ビタミンB12は不足すると悪性貧血の原因となります。

ビタミンB12は植物性食品には存在せず、肉などのたんぱく質に多く含まれています(特にレバー)

では肉をモリモリ食べればビタミンB12はたくさん摂取できるかというと、やはり早食いはダメで咀嚼が大事になってきます。

ビタミンB12は胃に摂り込まれると、そのままだと胃酸によって溶けてしまい腸まで届きません。

そこで守ってくれるのが唾液に含まれるハプトコリンという物質。

ビタミンB群の中でも、B12の吸収は特徴的です。

食品中のたんぱく質と結合したビタミンB12は、胃酸やペプシンの作用でたんぱく質から遊離します。

その際、唾液中のハプトコリンと結合することで、ビタミンB12は胃酸から保護されるんです。

だからよく咀嚼して唾液を分泌しないと吸収にまで辿り着けません。


肉や魚を食べない菜食主義者は必然的にビタミンB12不足になりやすいので、
サプリメントなどで補給している人も多いかと思います。

しかしサプリは咀嚼せずに摂取するので、上記の理由からサプリではビタミンB12の吸収率は相当悪いのではないかと容易に想像がつきます。



このように肉はよく噛んで食べなければ、せっかくの栄養がもったいないことになります。
それどころか消化不良の肉のせいで腸内環境が悪化しますよ。



ここから先は余談・・・


このとおり、胃酸は塩酸ですから強い酸性の液体ですし、ペプシンはタンパク質を分解します。

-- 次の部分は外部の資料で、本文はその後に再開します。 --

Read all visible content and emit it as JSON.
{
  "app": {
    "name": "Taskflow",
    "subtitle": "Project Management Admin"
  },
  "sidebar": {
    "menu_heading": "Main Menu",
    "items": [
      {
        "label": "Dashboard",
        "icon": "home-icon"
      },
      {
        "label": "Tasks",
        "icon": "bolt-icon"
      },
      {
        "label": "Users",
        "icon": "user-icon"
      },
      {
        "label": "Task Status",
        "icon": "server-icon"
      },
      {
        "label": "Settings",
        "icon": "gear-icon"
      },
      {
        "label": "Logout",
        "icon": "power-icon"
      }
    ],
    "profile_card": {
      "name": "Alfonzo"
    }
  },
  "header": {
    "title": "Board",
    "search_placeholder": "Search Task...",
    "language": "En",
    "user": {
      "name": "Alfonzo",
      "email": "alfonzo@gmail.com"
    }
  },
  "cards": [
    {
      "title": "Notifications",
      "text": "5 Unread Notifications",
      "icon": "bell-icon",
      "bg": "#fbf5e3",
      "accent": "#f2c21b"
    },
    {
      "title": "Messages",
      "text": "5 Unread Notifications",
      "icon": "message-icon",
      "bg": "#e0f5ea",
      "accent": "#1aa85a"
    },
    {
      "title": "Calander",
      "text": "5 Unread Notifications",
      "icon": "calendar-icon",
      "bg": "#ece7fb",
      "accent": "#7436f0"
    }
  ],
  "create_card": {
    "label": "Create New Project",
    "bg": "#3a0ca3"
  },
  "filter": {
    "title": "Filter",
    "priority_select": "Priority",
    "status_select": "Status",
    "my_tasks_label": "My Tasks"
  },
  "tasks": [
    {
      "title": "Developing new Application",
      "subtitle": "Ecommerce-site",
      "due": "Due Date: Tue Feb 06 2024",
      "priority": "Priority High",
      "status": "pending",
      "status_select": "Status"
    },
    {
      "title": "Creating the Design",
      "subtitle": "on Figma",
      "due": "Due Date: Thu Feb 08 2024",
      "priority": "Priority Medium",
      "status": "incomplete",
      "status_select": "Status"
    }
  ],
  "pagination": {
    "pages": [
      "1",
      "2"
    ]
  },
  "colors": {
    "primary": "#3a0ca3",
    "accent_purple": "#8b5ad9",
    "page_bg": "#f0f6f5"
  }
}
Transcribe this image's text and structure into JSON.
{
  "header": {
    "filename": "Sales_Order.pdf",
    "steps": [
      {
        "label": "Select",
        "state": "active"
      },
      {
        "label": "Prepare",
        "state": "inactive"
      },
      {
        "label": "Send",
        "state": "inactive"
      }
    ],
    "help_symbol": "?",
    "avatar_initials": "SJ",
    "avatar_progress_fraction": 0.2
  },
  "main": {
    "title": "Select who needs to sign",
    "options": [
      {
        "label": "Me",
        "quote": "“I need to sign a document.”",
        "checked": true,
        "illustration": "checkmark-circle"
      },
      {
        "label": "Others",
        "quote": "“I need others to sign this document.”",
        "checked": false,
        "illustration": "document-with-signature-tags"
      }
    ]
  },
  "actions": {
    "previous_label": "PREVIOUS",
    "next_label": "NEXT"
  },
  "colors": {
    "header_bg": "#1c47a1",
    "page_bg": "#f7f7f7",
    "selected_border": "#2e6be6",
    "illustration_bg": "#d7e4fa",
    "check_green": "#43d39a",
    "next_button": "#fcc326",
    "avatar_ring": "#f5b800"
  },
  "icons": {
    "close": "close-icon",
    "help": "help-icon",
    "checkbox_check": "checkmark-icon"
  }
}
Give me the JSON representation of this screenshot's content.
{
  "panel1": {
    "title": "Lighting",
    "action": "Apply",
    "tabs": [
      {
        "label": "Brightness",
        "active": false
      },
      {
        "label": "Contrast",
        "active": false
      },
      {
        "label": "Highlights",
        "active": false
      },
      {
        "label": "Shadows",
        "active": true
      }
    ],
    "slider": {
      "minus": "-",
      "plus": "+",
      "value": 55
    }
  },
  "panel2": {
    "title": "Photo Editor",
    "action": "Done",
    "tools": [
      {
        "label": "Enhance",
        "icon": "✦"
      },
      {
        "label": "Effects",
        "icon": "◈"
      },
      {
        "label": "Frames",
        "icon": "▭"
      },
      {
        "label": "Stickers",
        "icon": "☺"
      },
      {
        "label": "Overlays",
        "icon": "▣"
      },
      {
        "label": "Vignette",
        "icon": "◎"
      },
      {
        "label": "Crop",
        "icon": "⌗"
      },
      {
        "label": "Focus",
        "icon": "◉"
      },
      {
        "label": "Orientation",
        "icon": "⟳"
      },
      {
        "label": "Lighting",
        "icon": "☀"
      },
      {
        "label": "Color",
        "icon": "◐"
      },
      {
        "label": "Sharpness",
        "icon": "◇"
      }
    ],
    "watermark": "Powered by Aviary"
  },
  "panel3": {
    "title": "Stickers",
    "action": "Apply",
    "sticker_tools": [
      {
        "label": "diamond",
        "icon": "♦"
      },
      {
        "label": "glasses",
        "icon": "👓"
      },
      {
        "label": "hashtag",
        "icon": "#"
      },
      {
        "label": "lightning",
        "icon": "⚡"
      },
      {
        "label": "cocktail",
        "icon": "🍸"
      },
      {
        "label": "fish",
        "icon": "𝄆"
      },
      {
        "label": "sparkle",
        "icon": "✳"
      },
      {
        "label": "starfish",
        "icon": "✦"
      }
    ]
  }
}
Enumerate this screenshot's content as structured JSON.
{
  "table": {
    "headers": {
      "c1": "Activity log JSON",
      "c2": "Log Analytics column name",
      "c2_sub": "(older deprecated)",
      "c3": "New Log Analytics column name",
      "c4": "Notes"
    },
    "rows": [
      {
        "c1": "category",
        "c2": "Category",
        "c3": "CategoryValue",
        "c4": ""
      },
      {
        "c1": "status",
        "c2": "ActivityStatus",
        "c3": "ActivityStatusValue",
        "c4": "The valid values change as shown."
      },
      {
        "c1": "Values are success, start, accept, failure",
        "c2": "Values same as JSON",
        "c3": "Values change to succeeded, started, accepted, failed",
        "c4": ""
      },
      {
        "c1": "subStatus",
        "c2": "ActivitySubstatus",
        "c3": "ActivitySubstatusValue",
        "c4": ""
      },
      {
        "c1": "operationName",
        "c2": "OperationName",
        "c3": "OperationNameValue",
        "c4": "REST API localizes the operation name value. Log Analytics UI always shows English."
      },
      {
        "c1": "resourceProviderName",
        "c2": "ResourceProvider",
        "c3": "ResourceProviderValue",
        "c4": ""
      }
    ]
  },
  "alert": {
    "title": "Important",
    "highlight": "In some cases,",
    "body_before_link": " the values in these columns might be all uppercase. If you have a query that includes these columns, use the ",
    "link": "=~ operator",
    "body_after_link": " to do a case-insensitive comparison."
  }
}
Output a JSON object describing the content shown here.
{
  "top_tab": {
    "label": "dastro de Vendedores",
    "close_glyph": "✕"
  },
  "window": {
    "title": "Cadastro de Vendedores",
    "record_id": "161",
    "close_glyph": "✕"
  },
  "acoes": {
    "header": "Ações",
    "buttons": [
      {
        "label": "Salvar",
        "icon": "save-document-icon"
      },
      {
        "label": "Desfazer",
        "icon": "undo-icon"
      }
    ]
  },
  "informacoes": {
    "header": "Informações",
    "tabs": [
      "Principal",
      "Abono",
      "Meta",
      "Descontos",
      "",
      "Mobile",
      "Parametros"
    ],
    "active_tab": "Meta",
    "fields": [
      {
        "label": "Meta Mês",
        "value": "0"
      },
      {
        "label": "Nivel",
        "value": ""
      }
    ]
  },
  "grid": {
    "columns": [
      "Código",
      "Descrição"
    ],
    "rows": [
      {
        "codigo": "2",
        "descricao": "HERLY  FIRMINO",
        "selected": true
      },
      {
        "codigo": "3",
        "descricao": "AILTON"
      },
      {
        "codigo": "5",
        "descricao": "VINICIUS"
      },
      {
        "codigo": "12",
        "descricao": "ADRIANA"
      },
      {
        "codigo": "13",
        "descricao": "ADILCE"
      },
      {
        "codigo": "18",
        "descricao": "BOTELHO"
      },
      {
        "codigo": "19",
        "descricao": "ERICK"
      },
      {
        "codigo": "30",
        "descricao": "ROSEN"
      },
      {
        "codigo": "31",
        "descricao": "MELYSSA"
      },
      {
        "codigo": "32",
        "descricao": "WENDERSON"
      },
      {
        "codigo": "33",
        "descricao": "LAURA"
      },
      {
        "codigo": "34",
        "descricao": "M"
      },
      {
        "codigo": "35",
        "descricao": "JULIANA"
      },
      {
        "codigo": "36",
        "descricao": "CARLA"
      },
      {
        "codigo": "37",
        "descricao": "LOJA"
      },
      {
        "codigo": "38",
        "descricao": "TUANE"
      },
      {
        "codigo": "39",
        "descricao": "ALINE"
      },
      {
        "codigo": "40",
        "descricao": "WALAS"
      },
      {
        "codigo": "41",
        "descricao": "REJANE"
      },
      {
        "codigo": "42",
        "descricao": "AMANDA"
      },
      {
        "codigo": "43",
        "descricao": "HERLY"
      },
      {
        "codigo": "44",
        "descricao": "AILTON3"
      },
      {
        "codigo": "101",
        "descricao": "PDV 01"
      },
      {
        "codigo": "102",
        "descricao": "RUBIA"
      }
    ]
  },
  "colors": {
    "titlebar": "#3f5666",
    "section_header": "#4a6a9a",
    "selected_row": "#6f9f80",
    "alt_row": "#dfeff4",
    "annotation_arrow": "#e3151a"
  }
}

ではなぜ、胃もタンパク質でできているのに、胃自体は溶けないのか?

疑問に感じませんか?

それは、胃壁を覆っている粘膜のおかげです。
さらに粘膜細胞から分泌されている粘液が粘膜を覆っています。

胃の調子が悪いからといってそのたびに胃薬を飲む人は注意が必要ですよ。

胃薬の種類によっては胃酸の分泌を抑えるものがあります。

胃酸を抑えることは、自ら消化を悪くしているようなものですから。